Have I mentioned my uncle? He’s a butcher
but considers himself a sculptor of sorts. 
The very tender should avoid his shop
as he struggles to reckon the difference 
between a hog on a hook and a child in short pants. 
The way he looks at both 
has gotten him into trouble.
He tells us he’s trimmed away his mind’s bad parts 
and fed them to the moon. He’s invested in fancy charts 
revealing the secrets of chops, steaks, filets, 
and the organs considered edible.
Uncle devotes himself to study of these maps late at night 
after washing down the chopping block, sweeping the floors,
and frying something thick for his dinner.
He taps a finger on his temple and winks to reassure us.
But really: who cares if he grins like a devil when he sharpens his knives? 
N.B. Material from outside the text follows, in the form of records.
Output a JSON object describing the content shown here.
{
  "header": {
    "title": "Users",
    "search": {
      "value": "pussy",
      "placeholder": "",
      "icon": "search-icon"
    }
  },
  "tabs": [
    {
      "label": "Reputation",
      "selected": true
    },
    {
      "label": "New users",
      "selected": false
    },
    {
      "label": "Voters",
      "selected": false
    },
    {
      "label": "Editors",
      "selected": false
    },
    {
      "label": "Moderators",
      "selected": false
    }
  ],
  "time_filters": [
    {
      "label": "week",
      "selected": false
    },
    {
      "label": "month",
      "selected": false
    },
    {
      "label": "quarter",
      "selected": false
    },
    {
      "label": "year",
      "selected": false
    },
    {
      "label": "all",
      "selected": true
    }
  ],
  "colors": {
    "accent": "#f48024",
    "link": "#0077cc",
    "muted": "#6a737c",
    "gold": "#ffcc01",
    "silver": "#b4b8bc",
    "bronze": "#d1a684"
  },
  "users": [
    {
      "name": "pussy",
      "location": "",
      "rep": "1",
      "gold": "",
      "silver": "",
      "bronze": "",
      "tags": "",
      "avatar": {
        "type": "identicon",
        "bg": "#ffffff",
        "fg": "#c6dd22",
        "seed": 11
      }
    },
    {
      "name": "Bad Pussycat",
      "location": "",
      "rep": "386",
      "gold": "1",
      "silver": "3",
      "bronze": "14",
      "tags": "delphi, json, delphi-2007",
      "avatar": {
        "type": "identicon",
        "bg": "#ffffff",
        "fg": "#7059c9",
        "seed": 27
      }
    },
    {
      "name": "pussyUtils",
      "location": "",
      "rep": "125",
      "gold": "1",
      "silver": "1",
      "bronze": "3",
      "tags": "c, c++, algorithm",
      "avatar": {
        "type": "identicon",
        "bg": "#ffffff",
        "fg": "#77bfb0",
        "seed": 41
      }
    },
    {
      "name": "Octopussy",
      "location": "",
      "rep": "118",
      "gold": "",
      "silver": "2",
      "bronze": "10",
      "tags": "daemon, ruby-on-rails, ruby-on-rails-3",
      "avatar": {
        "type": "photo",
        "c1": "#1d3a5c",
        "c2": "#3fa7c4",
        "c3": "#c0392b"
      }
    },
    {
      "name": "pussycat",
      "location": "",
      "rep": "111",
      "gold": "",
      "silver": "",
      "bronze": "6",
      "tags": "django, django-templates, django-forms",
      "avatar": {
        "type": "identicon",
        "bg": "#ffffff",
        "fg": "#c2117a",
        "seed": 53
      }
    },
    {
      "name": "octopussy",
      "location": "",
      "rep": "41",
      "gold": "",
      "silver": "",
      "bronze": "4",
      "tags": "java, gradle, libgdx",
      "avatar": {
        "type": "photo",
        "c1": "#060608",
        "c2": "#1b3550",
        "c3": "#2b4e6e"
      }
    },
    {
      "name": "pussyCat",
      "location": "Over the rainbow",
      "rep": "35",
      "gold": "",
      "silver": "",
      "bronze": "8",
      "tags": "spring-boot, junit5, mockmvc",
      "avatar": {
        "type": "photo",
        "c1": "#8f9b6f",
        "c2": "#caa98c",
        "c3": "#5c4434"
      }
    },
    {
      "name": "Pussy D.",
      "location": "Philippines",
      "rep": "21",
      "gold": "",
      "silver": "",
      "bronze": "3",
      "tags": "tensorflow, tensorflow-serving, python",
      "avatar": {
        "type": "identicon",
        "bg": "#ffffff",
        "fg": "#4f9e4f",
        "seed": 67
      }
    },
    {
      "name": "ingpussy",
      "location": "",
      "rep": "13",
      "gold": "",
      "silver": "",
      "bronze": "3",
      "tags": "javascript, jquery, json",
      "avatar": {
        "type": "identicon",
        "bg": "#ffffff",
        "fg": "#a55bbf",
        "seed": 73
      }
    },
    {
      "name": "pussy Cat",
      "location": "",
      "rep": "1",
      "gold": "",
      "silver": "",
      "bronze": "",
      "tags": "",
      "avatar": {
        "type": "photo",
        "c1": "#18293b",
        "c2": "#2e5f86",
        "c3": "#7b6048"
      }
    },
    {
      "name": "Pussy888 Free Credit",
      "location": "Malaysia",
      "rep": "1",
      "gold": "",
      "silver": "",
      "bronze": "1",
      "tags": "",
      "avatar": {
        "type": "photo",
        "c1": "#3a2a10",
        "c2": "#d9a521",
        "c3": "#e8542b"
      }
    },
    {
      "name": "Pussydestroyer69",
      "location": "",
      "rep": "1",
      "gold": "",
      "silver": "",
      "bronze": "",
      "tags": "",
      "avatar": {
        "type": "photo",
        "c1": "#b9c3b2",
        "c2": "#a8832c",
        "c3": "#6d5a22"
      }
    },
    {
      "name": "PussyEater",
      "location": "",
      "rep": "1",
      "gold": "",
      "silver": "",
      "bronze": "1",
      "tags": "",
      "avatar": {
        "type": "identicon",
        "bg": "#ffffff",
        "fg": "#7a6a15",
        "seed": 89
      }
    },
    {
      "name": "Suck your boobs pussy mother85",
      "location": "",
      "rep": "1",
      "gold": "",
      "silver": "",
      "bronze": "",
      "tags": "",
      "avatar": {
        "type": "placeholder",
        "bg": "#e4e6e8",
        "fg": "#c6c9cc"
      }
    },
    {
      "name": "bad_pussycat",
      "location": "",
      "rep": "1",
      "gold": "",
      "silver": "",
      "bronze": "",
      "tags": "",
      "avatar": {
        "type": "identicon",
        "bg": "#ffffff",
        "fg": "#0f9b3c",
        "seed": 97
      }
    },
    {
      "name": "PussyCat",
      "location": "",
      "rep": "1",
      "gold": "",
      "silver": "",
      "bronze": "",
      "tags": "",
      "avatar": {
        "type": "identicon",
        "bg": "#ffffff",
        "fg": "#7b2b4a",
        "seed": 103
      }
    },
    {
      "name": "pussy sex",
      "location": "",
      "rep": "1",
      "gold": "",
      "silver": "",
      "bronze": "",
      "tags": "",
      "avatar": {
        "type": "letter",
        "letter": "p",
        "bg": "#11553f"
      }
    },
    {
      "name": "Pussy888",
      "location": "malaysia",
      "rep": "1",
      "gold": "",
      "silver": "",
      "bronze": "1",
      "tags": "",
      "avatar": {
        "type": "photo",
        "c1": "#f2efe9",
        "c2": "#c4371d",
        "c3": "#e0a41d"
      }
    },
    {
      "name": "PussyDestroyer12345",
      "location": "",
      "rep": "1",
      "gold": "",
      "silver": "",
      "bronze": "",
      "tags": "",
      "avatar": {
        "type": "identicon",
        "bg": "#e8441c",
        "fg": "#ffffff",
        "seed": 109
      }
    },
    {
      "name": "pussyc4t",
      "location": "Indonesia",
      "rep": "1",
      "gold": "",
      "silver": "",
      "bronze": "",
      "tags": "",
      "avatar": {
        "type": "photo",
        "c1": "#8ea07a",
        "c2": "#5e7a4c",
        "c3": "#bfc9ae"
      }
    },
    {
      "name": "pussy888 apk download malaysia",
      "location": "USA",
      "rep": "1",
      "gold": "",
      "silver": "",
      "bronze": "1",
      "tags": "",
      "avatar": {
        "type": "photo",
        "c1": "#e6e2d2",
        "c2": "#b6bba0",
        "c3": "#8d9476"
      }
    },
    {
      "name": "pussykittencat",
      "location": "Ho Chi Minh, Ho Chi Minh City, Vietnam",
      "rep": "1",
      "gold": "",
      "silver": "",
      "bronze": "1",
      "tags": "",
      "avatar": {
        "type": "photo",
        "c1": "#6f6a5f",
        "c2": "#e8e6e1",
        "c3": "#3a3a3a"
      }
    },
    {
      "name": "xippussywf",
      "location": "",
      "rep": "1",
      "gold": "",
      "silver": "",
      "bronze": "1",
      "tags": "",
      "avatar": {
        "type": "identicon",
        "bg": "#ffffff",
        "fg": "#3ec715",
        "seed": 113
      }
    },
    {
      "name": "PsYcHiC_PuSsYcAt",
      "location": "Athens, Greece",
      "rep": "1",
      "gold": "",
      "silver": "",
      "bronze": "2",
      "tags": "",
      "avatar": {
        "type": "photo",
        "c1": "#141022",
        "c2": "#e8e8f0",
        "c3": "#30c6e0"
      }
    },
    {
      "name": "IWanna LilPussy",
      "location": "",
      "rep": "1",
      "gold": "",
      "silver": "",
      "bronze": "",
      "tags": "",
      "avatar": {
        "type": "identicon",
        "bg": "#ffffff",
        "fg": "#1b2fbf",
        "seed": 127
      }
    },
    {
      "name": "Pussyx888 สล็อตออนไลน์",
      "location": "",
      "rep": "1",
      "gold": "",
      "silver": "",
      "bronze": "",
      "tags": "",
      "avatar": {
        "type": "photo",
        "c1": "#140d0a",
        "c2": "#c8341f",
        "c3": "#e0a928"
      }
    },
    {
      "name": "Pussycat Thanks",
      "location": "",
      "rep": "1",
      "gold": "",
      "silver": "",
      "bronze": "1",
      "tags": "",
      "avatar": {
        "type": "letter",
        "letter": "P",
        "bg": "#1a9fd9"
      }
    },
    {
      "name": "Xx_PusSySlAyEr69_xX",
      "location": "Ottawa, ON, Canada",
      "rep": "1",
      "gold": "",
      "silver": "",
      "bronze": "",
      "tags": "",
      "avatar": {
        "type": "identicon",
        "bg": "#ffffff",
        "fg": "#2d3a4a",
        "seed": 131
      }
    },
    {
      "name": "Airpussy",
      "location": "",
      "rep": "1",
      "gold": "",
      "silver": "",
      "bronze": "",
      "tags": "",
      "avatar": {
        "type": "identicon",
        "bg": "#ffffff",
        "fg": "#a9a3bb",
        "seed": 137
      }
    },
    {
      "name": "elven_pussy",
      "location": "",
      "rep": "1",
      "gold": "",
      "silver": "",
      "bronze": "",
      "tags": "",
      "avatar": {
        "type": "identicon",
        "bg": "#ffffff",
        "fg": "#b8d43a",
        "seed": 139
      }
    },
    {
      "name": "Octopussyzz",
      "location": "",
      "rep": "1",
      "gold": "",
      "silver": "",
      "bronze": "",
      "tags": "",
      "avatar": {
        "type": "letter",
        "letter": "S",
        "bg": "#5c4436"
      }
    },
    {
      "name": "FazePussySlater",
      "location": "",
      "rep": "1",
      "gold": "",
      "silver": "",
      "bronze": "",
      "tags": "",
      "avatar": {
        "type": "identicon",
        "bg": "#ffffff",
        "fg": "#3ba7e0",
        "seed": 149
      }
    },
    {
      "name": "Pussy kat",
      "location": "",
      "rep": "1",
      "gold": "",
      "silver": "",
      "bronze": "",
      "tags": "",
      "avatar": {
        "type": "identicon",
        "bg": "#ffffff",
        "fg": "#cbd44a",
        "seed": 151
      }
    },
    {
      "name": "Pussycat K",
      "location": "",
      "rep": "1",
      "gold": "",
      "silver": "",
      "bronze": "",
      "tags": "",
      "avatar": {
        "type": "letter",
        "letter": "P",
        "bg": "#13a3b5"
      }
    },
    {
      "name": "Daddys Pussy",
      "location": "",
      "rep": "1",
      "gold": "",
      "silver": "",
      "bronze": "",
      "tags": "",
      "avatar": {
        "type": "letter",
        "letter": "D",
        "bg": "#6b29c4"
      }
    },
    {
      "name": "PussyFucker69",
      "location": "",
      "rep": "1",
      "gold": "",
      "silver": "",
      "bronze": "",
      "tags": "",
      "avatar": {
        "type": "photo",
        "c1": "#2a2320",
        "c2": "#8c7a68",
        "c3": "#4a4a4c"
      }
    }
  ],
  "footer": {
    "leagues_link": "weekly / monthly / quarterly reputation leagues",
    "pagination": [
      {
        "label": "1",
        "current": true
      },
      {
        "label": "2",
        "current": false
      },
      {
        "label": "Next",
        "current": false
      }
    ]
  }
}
The man sells the freshest meat in town.
And we love meat.

“Like so many of this nation’s writers of poetry,” Philip Brooks says, “he can lately be found drinking coffee and eating a baked good in Brooklyn, New York. You can spot him. He’s the guy scribbling in a notebook rather than typing on a laptop. His poems have appeared previously in Mudlark, as well as in the Beloit Poetry Journal, The Kenyon Review, Willow Springs, The Quarterly, and various internet spots.”